Additionally, the Appellate Tribunal ruled that Section 95 permits a creditor to file through a resolution professional, finding no procedural flaws in the application. Arguments contesting the validity of the deed of guarantee, non-disclosure of the assignment agreement, and disputing the creditor's status were all rejected.


The NCLAT judgment in question concerned an appeal by a personal guarantor against an order passed by the Adjudicating Authority admitting a Section 95 application filed by a financial creditor. The case involved a loan facility granted by Dena Bank to M/s Morakhia Metals and Alloy Pvt. Ltd., with the guarantor being the appellant and another individual. After the corporate debtor's account was declared an NPA, the bank invoked the personal guarantee and demanded repayment from the appellant. Subsequently, the loan was assigned to Reliance Asset Reconstruction Company Ltd.
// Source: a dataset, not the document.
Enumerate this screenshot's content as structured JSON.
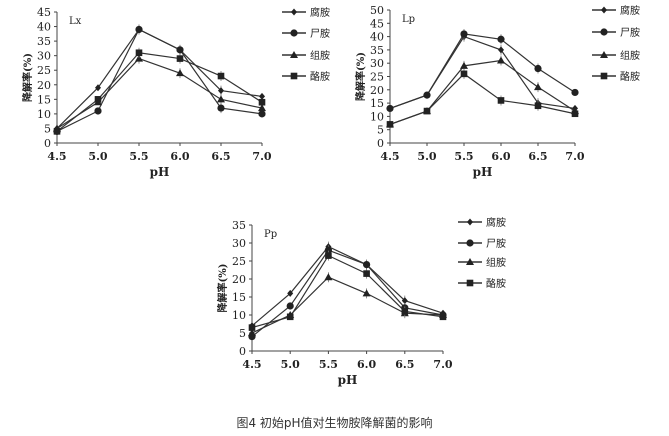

The appellant contended that the application was time-barred, as the invocation of the guarantee in 2016 meant the three-year limitation period had expired before the application was filed in 2021. However, the court found that a declaration cum undertaking issued by the appellant in 2018 acknowledged the debt, extending the limitation period. Furthermore, the period from March 2020 to February 2022, as per a Supreme Court order, was excluded from the calculation of time.


Additionally, the appellant argued that the application was defective because it was signed by a resolution professional who was not an authorized officer of the creditor. However, the court determined that Section 95 permits a creditor to file through a resolution professional, and no defects were identified in the application.


Other arguments regarding the validity of the deed of guarantee, non-disclosure of the assignment agreement, and questioning the status of the financial creditor were also dismissed by the court. Ultimately, the court found no error in the Adjudicating Authority's decision to admit the Section 95 application and dismissed the appeal.